Saturday's big protest in Raleigh reflects mainstream, not fringe

February 8, 2014 

The protesters came to Raleigh on Saturday by bus and car and on foot. They came from various parts of North Carolina and from nearby states. They came from many places on behalf of varied causes, but they were driven by a single imperative – to stand up.

There was confusion about what to call the mass gathering of indignation that flowed down Fayetteville Street and stopped at the State Capitol like a river dammed. It was the eighth version of the Historic Thousands on Jones Street People’s Assembly (or “HKonJ”). But this year its ranks were swelled by Moral Monday protesters who brought their presence and their voices to a gathering called the Moral March.

There were the usual protesters – labor and civil rights supporters – and some unlikely ones, school teachers. Teachers’ jobs often involve keeping order among the unruly, but they’ve learned there is no virtue in keeping quiet about pay that’s near the lowest in the nation. They object to a legislative agenda that includes taking away their job protections and undermining public school funding through an expansion of charter schools and vouchers for private schools.

A broad group

To see the long ranks of protesters was to wonder how much longer North Carolina’s Republican leaders can dismiss them as a rabble, as outsiders, as “takers,” as agitators, and not see them for who they are: The People. Their issues include labor conditions, pay for public employees, environmental protections, voting rights, fair taxation, help for the unemployed, gay rights, abortion rights and civil rights.

But another of their issues is one they hold in common: They feel they are not being heard. And the deafness of the state’s political powers is deliberate. Legislative leaders and the governor can’t hear above the sound of the corporate money that steers their agenda. And even if they could, they wouldn’t listen. The people in the streets holding signs and chanting are not people they consider “the mainstream” or “real Americans.”

That indifference was on display Saturday through the absence of state leaders. House Speaker Thom Tillis is running to become a U.S. senator representing the whole state, but he had nothing to say to this gathering. Neither did Senate leader Phil Berger. Gov. Pat McCrory, a leader who has a constituent in every resident of the state, did not address the aggrieved thousands who gathered just blocks from his residence.

‘We shall be heard’

The Rev. William J. Barber, the state NAACP chairman whose powerful speeches have galvanized many concerns into one cause, spoke to the crowd Saturday, his amplified voice echoing along the towers of Fayetteville Street. Barber said, “Now is the time, here is the place, here are the people and we shall be heard.”
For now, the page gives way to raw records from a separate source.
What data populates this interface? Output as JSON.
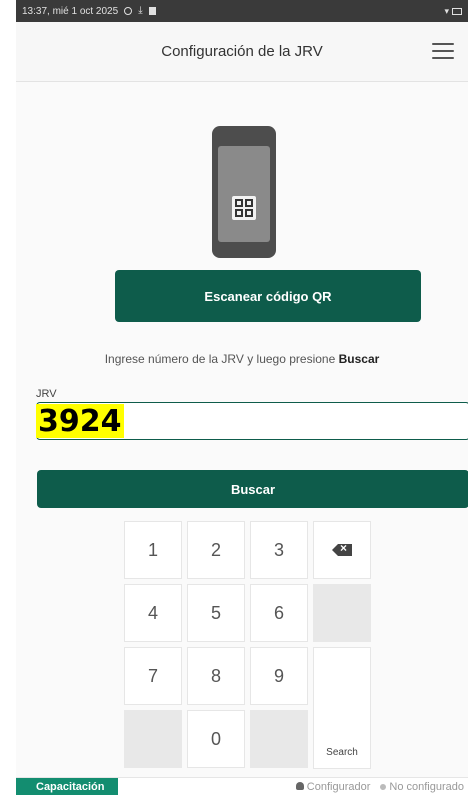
{
  "status_bar": {
    "time_date": "13:37, mié 1 oct 2025"
  },
  "header": {
    "title": "Configuración de la JRV"
  },
  "scan": {
    "button_label": "Escanear código QR"
  },
  "hint": {
    "text": "Ingrese número de la JRV y luego presione ",
    "action": "Buscar"
  },
  "jrv": {
    "label": "JRV",
    "value": "3924"
  },
  "search": {
    "button_label": "Buscar"
  },
  "keypad": {
    "keys": [
      "1",
      "2",
      "3",
      "4",
      "5",
      "6",
      "7",
      "8",
      "9",
      "0"
    ],
    "search_key": "Search"
  },
  "footer": {
    "mode_badge": "Capacitación",
    "role": "Configurador",
    "status": "No configurado"
  },
  "colors": {
    "primary": "#0e5c4b",
    "badge": "#138d70",
    "highlight": "#ffff00"
  }
}
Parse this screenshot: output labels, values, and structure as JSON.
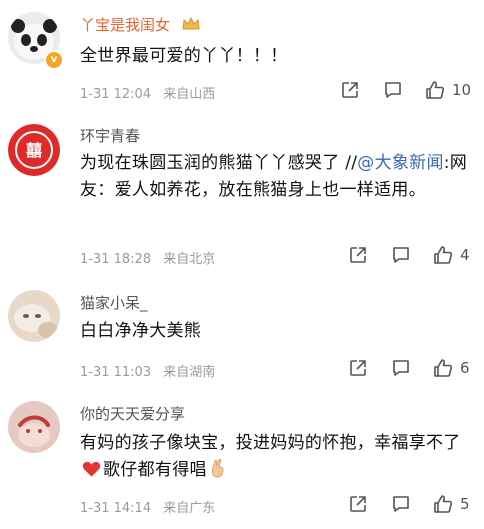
{
  "comments": [
    {
      "username": "丫宝是我闺女",
      "text": "全世界最可爱的丫丫！！！",
      "date": "1-31 12:04",
      "location": "来自山西",
      "likes": "10"
    },
    {
      "username": "环宇青春",
      "text_pre": "为现在珠圆玉润的熊猫丫丫感哭了 //",
      "text_link": "@大象新闻",
      "text_post": ":网友：爱人如养花，放在熊猫身上也一样适用。",
      "date": "1-31 18:28",
      "location": "来自北京",
      "likes": "4"
    },
    {
      "username": "猫家小呆_",
      "text": "白白净净大美熊",
      "date": "1-31 11:03",
      "location": "来自湖南",
      "likes": "6"
    },
    {
      "username": "你的天天爱分享",
      "text_pre": "有妈的孩子像块宝，投进妈妈的怀抱，幸福享不了",
      "text_post": "歌仔都有得唱",
      "date": "1-31 14:14",
      "location": "来自广东",
      "likes": "5"
    }
  ],
  "colors": {
    "link": "#3b6bb5",
    "meta": "#9a9a9a",
    "heart": "#e8342e"
  }
}
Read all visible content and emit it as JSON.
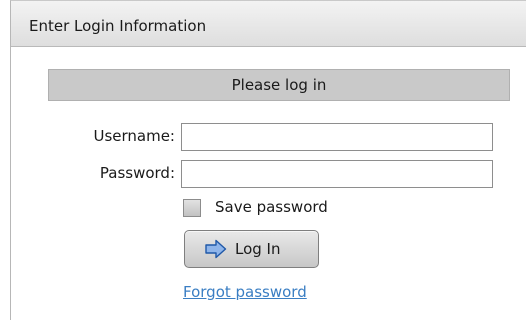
{
  "panel": {
    "title": "Enter Login Information"
  },
  "banner": {
    "text": "Please log in"
  },
  "form": {
    "username": {
      "label": "Username:",
      "value": ""
    },
    "password": {
      "label": "Password:",
      "value": ""
    },
    "save_password": {
      "label": "Save password",
      "checked": false
    },
    "login_button": {
      "label": "Log In",
      "icon": "arrow-right-icon"
    },
    "forgot_link": {
      "label": "Forgot password"
    }
  },
  "colors": {
    "link": "#3a7ec3",
    "banner_bg": "#c9c9c9",
    "header_bg": "#e6e6e6",
    "icon_fill": "#8fb5ea",
    "icon_stroke": "#1f58a8"
  }
}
And so Saturday there was a collision between involvement and indifference, between the chants and speeches of those who care and the silence of those who couldn’t care less about what that rabble cares about.

It’s a gulf that reflects a polarized politics based on rifts between races and gaps between the wealthy and the rest. So far that gulf has led to gridlock in Congress and stunning movement on a right-wing agenda in North Carolina.

But on Saturday there was evidence that many grievances are becoming one. The neglected and the denied are standing up. And if their anger boils all the way to the polls, they will, at last, be heard.